Neftaly Adult Respiratory Distress Syndrome (ARDS) Care
Introduction
Acute Respiratory Distress Syndrome (ARDS) is a severe inflammatory lung condition characterized by rapid onset of widespread alveolar damage, leading to respiratory failure. Effective management is critical to improving survival and reducing complications. Neftaly’s ARDS Care protocol outlines best practices for diagnosis, supportive care, and treatment in adults.
Objectives
- To promptly recognize and diagnose ARDS.
- To provide evidence-based ventilatory and supportive care.
- To monitor and manage complications.
- To optimize patient outcomes through multidisciplinary approaches.
1. Definition and Diagnosis
Berlin Criteria for ARDS:
- Timing: Within 1 week of a known clinical insult or new/worsening respiratory symptoms.
- Chest Imaging: Bilateral opacities not fully explained by effusions, lobar/lung collapse, or nodules.
- Origin of Edema: Respiratory failure not fully explained by cardiac failure or fluid overload.
- Oxygenation Impairment (on PEEP ≥5 cm H2O):
- Mild ARDS: PaO₂/FiO₂ 201–300 mm Hg
- Moderate ARDS: PaO₂/FiO₂ 101–200 mm Hg
- Severe ARDS: PaO₂/FiO₂ ≤100 mm Hg
2. Initial Assessment
- Identify and treat underlying cause (sepsis, pneumonia, trauma, aspiration).
- Assess oxygenation status and respiratory mechanics.
- Monitor vital signs, ABGs, chest imaging.

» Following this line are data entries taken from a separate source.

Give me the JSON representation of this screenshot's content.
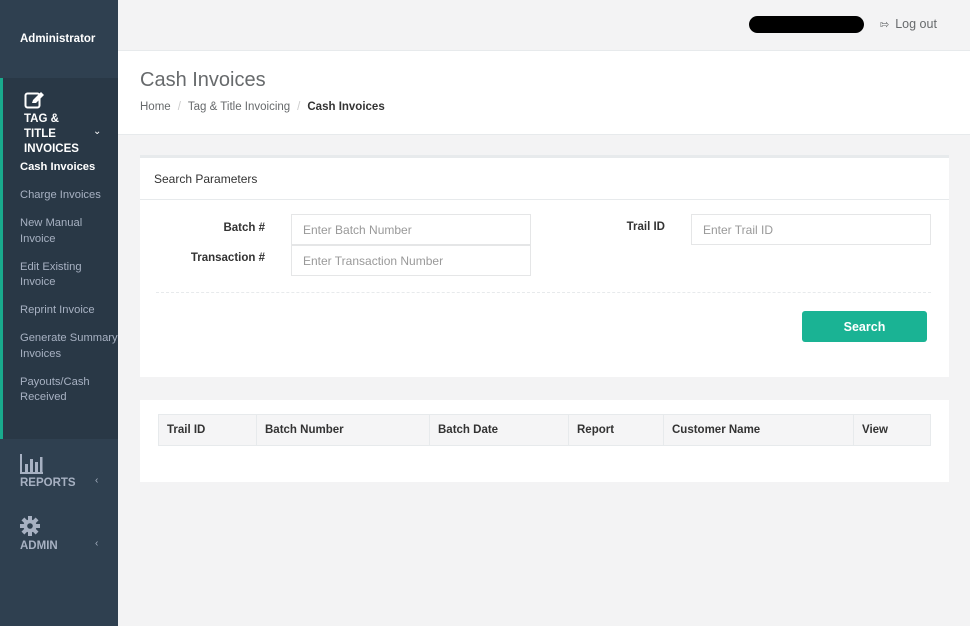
{
  "sidebar": {
    "user": "Administrator",
    "section": {
      "icon": "edit-icon",
      "label": "TAG & TITLE INVOICES",
      "items": [
        {
          "label": "Cash Invoices",
          "active": true
        },
        {
          "label": "Charge Invoices"
        },
        {
          "label": "New Manual Invoice"
        },
        {
          "label": "Edit Existing Invoice"
        },
        {
          "label": "Reprint Invoice"
        },
        {
          "label": "Generate Summary Invoices"
        },
        {
          "label": "Payouts/Cash Received"
        }
      ]
    },
    "reports": {
      "label": "REPORTS",
      "icon": "bar-chart-icon"
    },
    "admin": {
      "label": "ADMIN",
      "icon": "gear-icon"
    }
  },
  "topbar": {
    "logout": "Log out"
  },
  "page": {
    "title": "Cash Invoices",
    "breadcrumb": [
      "Home",
      "Tag & Title Invoicing",
      "Cash Invoices"
    ]
  },
  "search": {
    "title": "Search Parameters",
    "batch_label": "Batch #",
    "batch_placeholder": "Enter Batch Number",
    "transaction_label": "Transaction #",
    "transaction_placeholder": "Enter Transaction Number",
    "trail_label": "Trail ID",
    "trail_placeholder": "Enter Trail ID",
    "button": "Search"
  },
  "results": {
    "columns": [
      "Trail ID",
      "Batch Number",
      "Batch Date",
      "Report",
      "Customer Name",
      "View"
    ]
  },
  "colors": {
    "accent": "#1ab394",
    "sidebar": "#2f4050"
  }
}
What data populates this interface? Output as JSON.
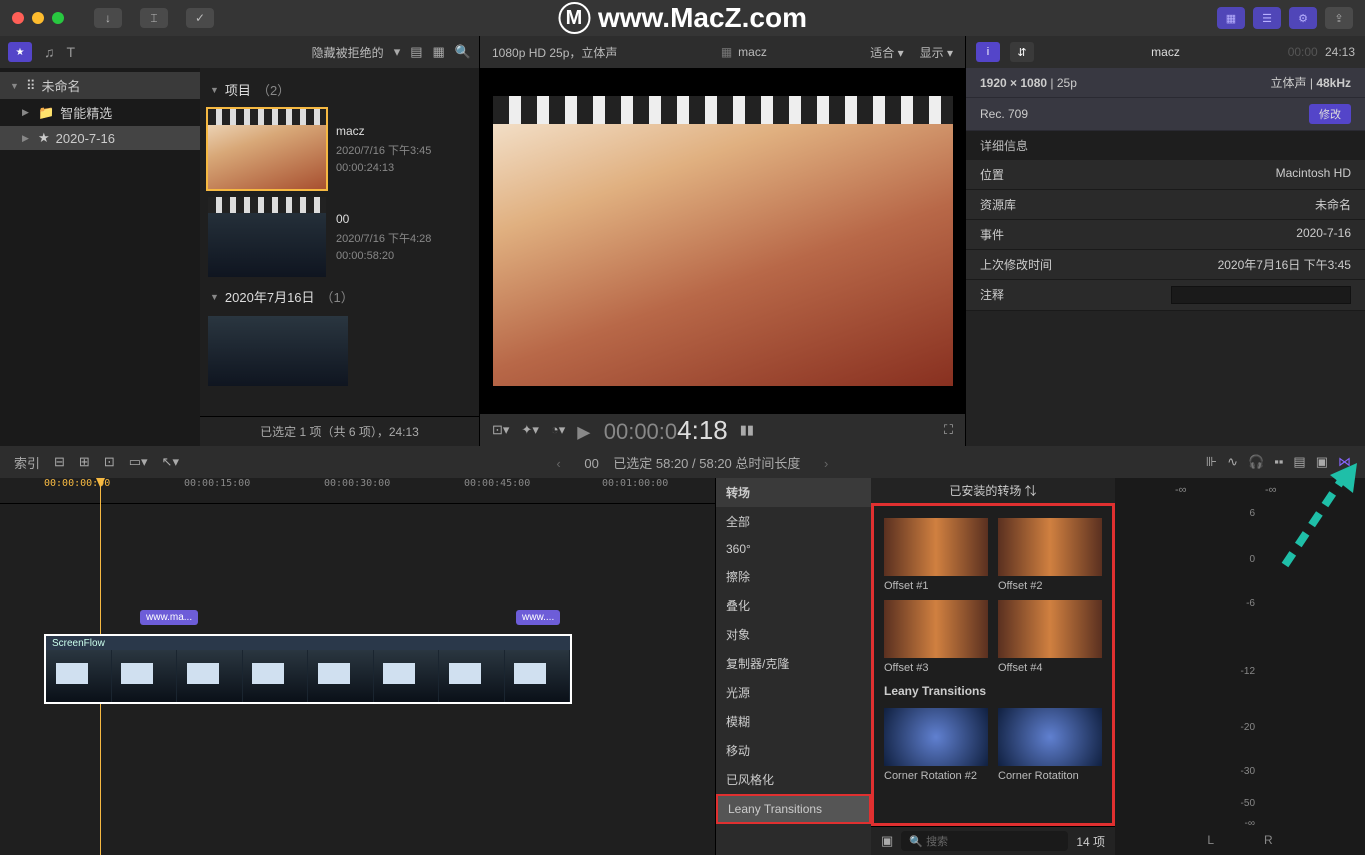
{
  "titlebar": {
    "watermark": "www.MacZ.com"
  },
  "library": {
    "filter": "隐藏被拒绝的",
    "header": "未命名",
    "items": [
      {
        "label": "智能精选",
        "icon": "folder"
      },
      {
        "label": "2020-7-16",
        "icon": "star"
      }
    ]
  },
  "browser": {
    "section1_label": "项目",
    "section1_count": "（2）",
    "projects": [
      {
        "name": "macz",
        "date": "2020/7/16 下午3:45",
        "duration": "00:00:24:13"
      },
      {
        "name": "00",
        "date": "2020/7/16 下午4:28",
        "duration": "00:00:58:20"
      }
    ],
    "section2_label": "2020年7月16日",
    "section2_count": "（1）",
    "footer": "已选定 1 项（共 6 项），24:13"
  },
  "viewer": {
    "format": "1080p HD 25p，立体声",
    "name": "macz",
    "fit": "适合",
    "display": "显示",
    "timecode_prefix": "00:00:0",
    "timecode_main": "4:18"
  },
  "inspector": {
    "title": "macz",
    "timecode_dim": "00:00",
    "timecode": "24:13",
    "resolution": "1920 × 1080",
    "fps": "25p",
    "audio": "立体声",
    "khz": "48kHz",
    "colorspace": "Rec. 709",
    "modify": "修改",
    "details_label": "详细信息",
    "rows": {
      "location_label": "位置",
      "location_value": "Macintosh HD",
      "library_label": "资源库",
      "library_value": "未命名",
      "event_label": "事件",
      "event_value": "2020-7-16",
      "modified_label": "上次修改时间",
      "modified_value": "2020年7月16日 下午3:45",
      "notes_label": "注释"
    }
  },
  "timelinebar": {
    "index": "索引",
    "center_name": "00",
    "center_sel": "已选定 58:20 / 58:20 总时间长度"
  },
  "timeline": {
    "ticks": [
      "00:00:00:00",
      "00:00:15:00",
      "00:00:30:00",
      "00:00:45:00",
      "00:01:00:00"
    ],
    "marker1": "www.ma...",
    "marker2": "www....",
    "clip_label": "ScreenFlow"
  },
  "transitions": {
    "header_label": "已安装的转场",
    "search_placeholder": "搜索",
    "count": "14 项",
    "categories": [
      "转场",
      "全部",
      "360°",
      "擦除",
      "叠化",
      "对象",
      "复制器/克隆",
      "光源",
      "模糊",
      "移动",
      "已风格化",
      "Leany Transitions"
    ],
    "section": "Leany Transitions",
    "items": [
      {
        "label": "Offset #1"
      },
      {
        "label": "Offset #2"
      },
      {
        "label": "Offset #3"
      },
      {
        "label": "Offset #4"
      },
      {
        "label": "Corner Rotation #2"
      },
      {
        "label": "Corner Rotatiton"
      }
    ]
  },
  "audio": {
    "dbs": [
      "6",
      "0",
      "-6",
      "-12",
      "-20",
      "-30",
      "-50",
      "-∞"
    ],
    "peak": "-∞",
    "left": "L",
    "right": "R"
  }
}
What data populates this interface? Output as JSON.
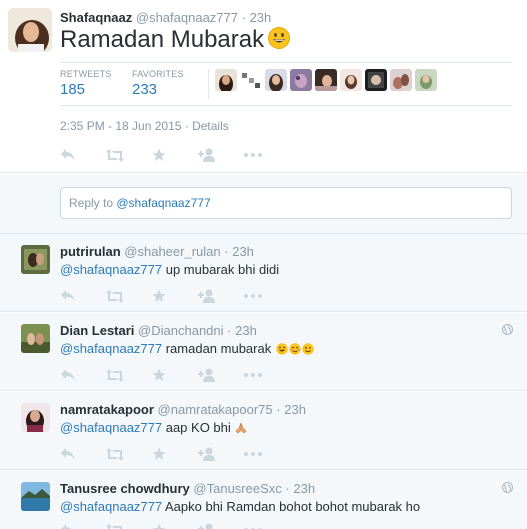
{
  "main_tweet": {
    "fullname": "Shafaqnaaz",
    "handle": "@shafaqnaaz777",
    "separator": "·",
    "time": "23h",
    "text": "Ramadan Mubarak",
    "retweets_label": "RETWEETS",
    "retweets_count": "185",
    "favorites_label": "FAVORITES",
    "favorites_count": "233",
    "timestamp": "2:35 PM - 18 Jun 2015 · Details"
  },
  "reply_box": {
    "prefix": "Reply to ",
    "handle": "@shafaqnaaz777"
  },
  "replies": [
    {
      "fullname": "putrirulan",
      "handle": "@shaheer_rulan",
      "separator": "·",
      "time": "23h",
      "mention": "@shafaqnaaz777",
      "text": " up mubarak bhi didi"
    },
    {
      "fullname": "Dian Lestari",
      "handle": "@Dianchandni",
      "separator": "·",
      "time": "23h",
      "mention": "@shafaqnaaz777",
      "text": " ramadan mubarak"
    },
    {
      "fullname": "namratakapoor",
      "handle": "@namratakapoor75",
      "separator": "·",
      "time": "23h",
      "mention": "@shafaqnaaz777",
      "text": " aap KO bhi"
    },
    {
      "fullname": "Tanusree chowdhury",
      "handle": "@TanusreeSxc",
      "separator": "·",
      "time": "23h",
      "mention": "@shafaqnaaz777",
      "text": " Aapko bhi Ramdan bohot bohot mubarak ho"
    }
  ],
  "colors": {
    "link": "#2b7bb9",
    "muted": "#8899a6",
    "text": "#292f33",
    "icon": "#ccd6dd",
    "bg_alt": "#f5f8fa"
  },
  "icons": [
    "reply-icon",
    "retweet-icon",
    "favorite-star-icon",
    "follow-icon",
    "more-icon",
    "globe-icon",
    "smiley-icon"
  ]
}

- Evaluate hemodynamics and organ function.
3. Respiratory Support
A. Oxygen Therapy
- Target SpO₂ 88–95% to avoid hyperoxia.
- High-flow nasal cannula or non-invasive ventilation (NIV) in selected mild cases.
B. Mechanical Ventilation
- Use lung-protective ventilation strategies:
- Low tidal volumes (4–6 mL/kg predicted body weight).
- Plateau pressure <30 cm H₂O.
- Moderate PEEP to maintain alveolar recruitment.
- Avoid volutrauma and barotrauma.
C. Prone Positioning
- Recommended in moderate to severe ARDS for ≥12–16 hours/day.
- Improves oxygenation and ventilation-perfusion matching.
D. Adjunct Therapies
- Neuromuscular blockade in early severe ARDS (48 hours).
- Conservative fluid management to avoid fluid overload.
- Consider ECMO in refractory hypoxemia where available.
4. Supportive Care
- Hemodynamic monitoring and support.
- Nutritional support via enteral feeding.
- Prevention of complications (ventilator-associated pneumonia, thromboembolism, stress ulcers).
- Sedation protocols to minimize delirium.
5. Monitoring and Reassessment
- Regular arterial blood gases and chest imaging.
- Monitor ventilator parameters and lung compliance.
- Assess for signs of recovery or deterioration.
- Adjust therapy accordingly.
6. Multidisciplinary Approach
- Collaboration among intensivists, respiratory therapists, nurses, nutritionists, and physiotherapists.
- Early mobilization as feasible.
- Family communication and psychological support.
Conclusion
Neftaly’s Adult Respiratory Distress Syndrome Care protocol promotes early recognition, lung-protective ventilation, and comprehensive supportive care to improve patient outcomes. Continuous monitoring and multidisciplinary management are vital in the care of ARDS patients.